At this point, most of what is in the file containers, or at least my goal, is that they will contain just copies of vital documents and current receipts for larger items, which doesn’t take up much space.
Under the bathroom sink.
My bathroom cupboard is generally organized, with nicely lined rows of bottles and extras that stretch to the back of the cupboard. The problem is I usually only use what is in the front of the row. The other items are ‘just in case’. Just in case what? I guess if I feel like putting that specific type of heat protector on my hair that day, or adding a special finishing serum?
I find that I really only use 2-3 products everyday on my hair, as well as very specific products on my face as well. Removing just those essentials that you use will make it easy to see the ‘hidden’ clutter you are keeping.
This is my family’s dumping ground for ‘to-do’ stuff. Muddy shoes that need to be cleaned, our donation piles; the broken lawnmower that needs to be fixed and extra soil after planting some herbs. Aside from being a dumping ground for procrastination, the garage also tends to collect non-essential items that we won’t even remember in a week. Off the top of my head, I have at least six bottles of interior car cleaner on one of the shelves that I purchased at a charity event, almost two years ago!

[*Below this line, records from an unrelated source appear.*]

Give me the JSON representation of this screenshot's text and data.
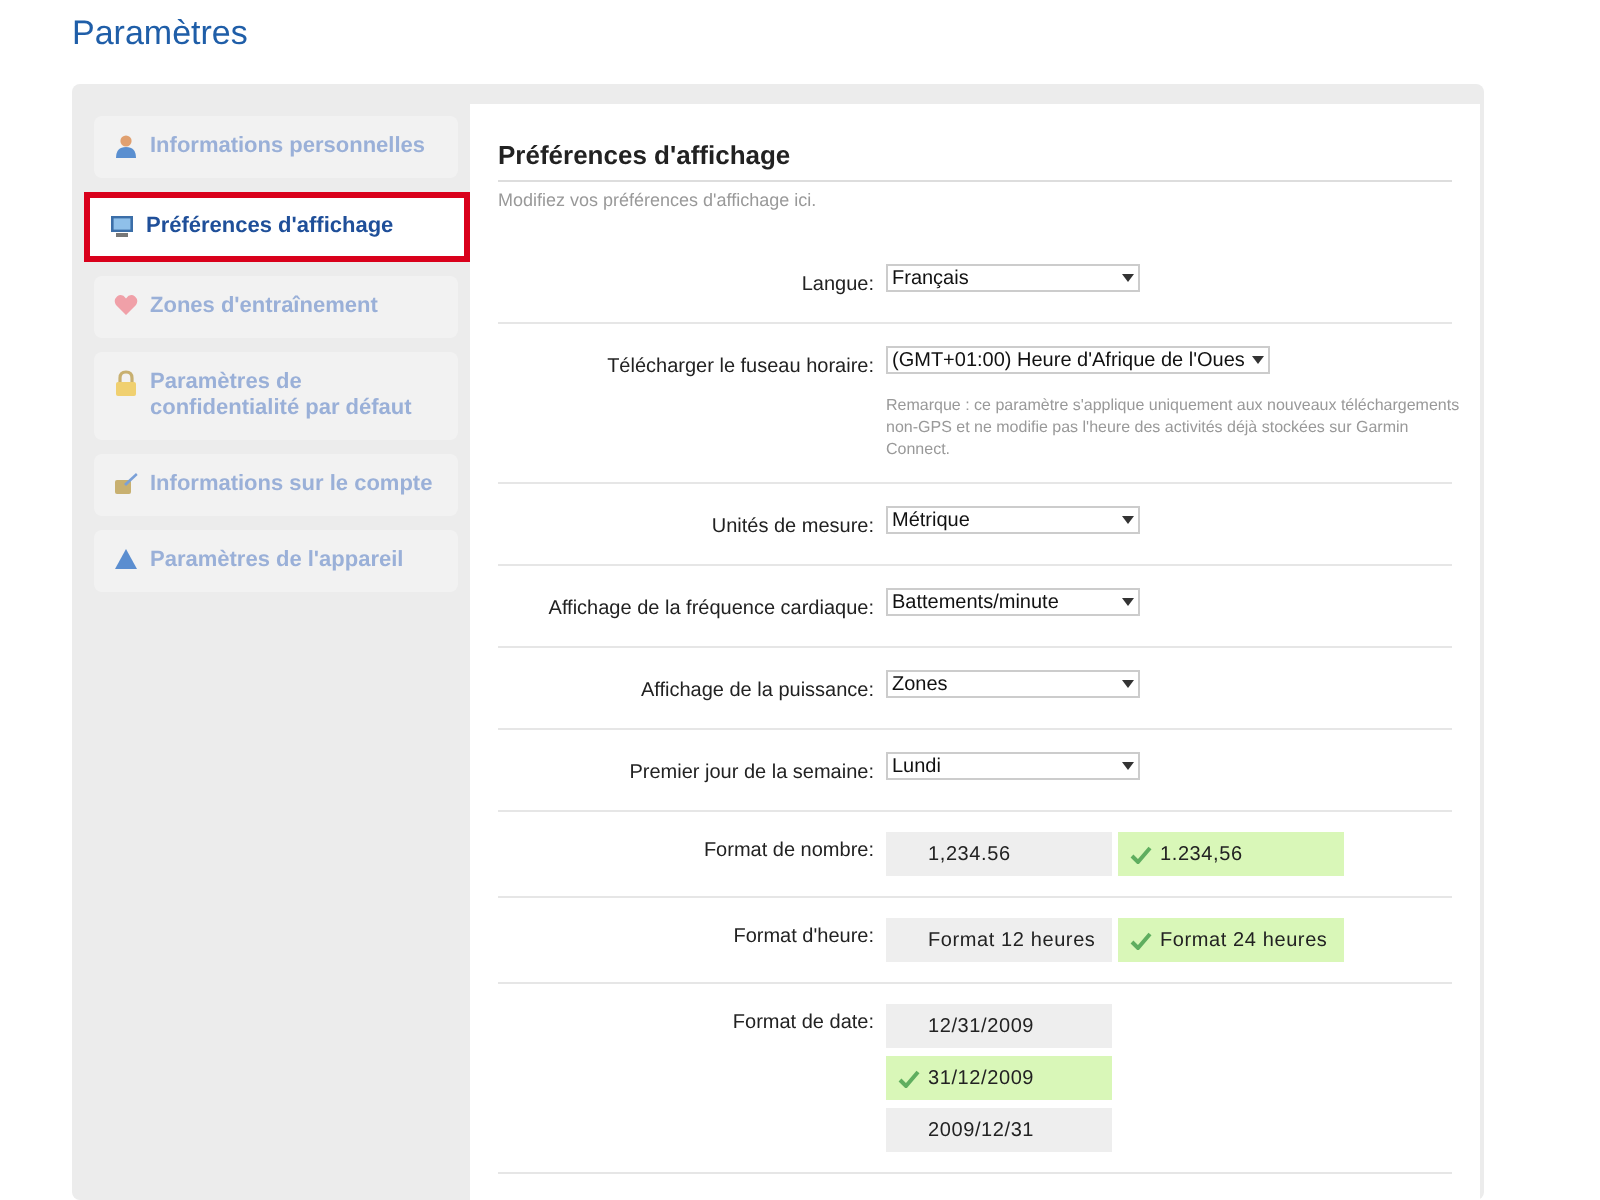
{
  "page": {
    "title": "Paramètres"
  },
  "sidebar": {
    "items": [
      {
        "label": "Informations personnelles",
        "selected": false
      },
      {
        "label": "Préférences d'affichage",
        "selected": true
      },
      {
        "label": "Zones d'entraînement",
        "selected": false
      },
      {
        "label": "Paramètres de confidentialité par défaut",
        "selected": false
      },
      {
        "label": "Informations sur le compte",
        "selected": false
      },
      {
        "label": "Paramètres de l'appareil",
        "selected": false
      }
    ]
  },
  "content": {
    "heading": "Préférences d'affichage",
    "subtitle": "Modifiez vos préférences d'affichage ici.",
    "settings": [
      {
        "kind": "select",
        "label": "Langue:",
        "value": "Français"
      },
      {
        "kind": "select",
        "label": "Télécharger le fuseau horaire:",
        "value": "(GMT+01:00) Heure d'Afrique de l'Oues",
        "note": "Remarque : ce paramètre s'applique uniquement aux nouveaux téléchargements non-GPS et ne modifie pas l'heure des activités déjà stockées sur Garmin Connect."
      },
      {
        "kind": "select",
        "label": "Unités de mesure:",
        "value": "Métrique"
      },
      {
        "kind": "select",
        "label": "Affichage de la fréquence cardiaque:",
        "value": "Battements/minute"
      },
      {
        "kind": "select",
        "label": "Affichage de la puissance:",
        "value": "Zones"
      },
      {
        "kind": "select",
        "label": "Premier jour de la semaine:",
        "value": "Lundi"
      },
      {
        "kind": "choice_row",
        "label": "Format de nombre:",
        "options": [
          {
            "label": "1,234.56",
            "selected": false
          },
          {
            "label": "1.234,56",
            "selected": true
          }
        ]
      },
      {
        "kind": "choice_row",
        "label": "Format d'heure:",
        "options": [
          {
            "label": "Format 12 heures",
            "selected": false
          },
          {
            "label": "Format 24 heures",
            "selected": true
          }
        ]
      },
      {
        "kind": "choice_column",
        "label": "Format de date:",
        "options": [
          {
            "label": "12/31/2009",
            "selected": false
          },
          {
            "label": "31/12/2009",
            "selected": true
          },
          {
            "label": "2009/12/31",
            "selected": false
          }
        ]
      }
    ]
  }
}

My mind can also see a rather large pile of old towels that haven’t been used for anything in who knows how long. If we remove the things we actually use out there, our camping equipment, Christmas décor and my husband’s tools, we could probably just hold a garage sale and get rid of the rest, and maybe even park both of the cars inside!
Those are a few of the hotspots for me, where it seems to be easier to work backwards and remove all of our essentials first, then discard or donate what is left. You may have different areas in your home that attract hidden clutter. Once you locate them, you can start identifying what is essential and what isn’t.
How do you identify the essentials?
I think we have the tendency to make a lot of items feel essential. Maybe you have been meaning to use something, or perhaps you forgot you had it, but now that you see it again, you just know you’ll use it. To get past the ‘feelings’ of decluttering, I ask myself a couple of specific questions, and depending on my HONEST answers, I keep as essential, or declutter.
Depending on the type of item, whether it is meant for seasonal or everyday use, my questions will look like this-
Have I used this in the past two weeks? (I only have two weeks of clothing, so this works for my closet also) If yes, I keep it as essential, or used. If no, it’s clutter to me.
Did I use this or display it during the last appropriate season? If yes, it’s a keeper, if no, it’s clutter.
For paperwork specifically, I ask myself if the paper is such that to benefit from it, I must have a hard copy. If the answer is no, I scan and shred.
Working backwards can be a refreshing change from the usual methods of decluttering the nonessentials first. It is also nice to see just how little you really need and use on a regular basis, increasing your motivation to be more intentional about new things brought into your home or kept long-term.
Have you ever done this? I’d love to hear about it in the comments area below!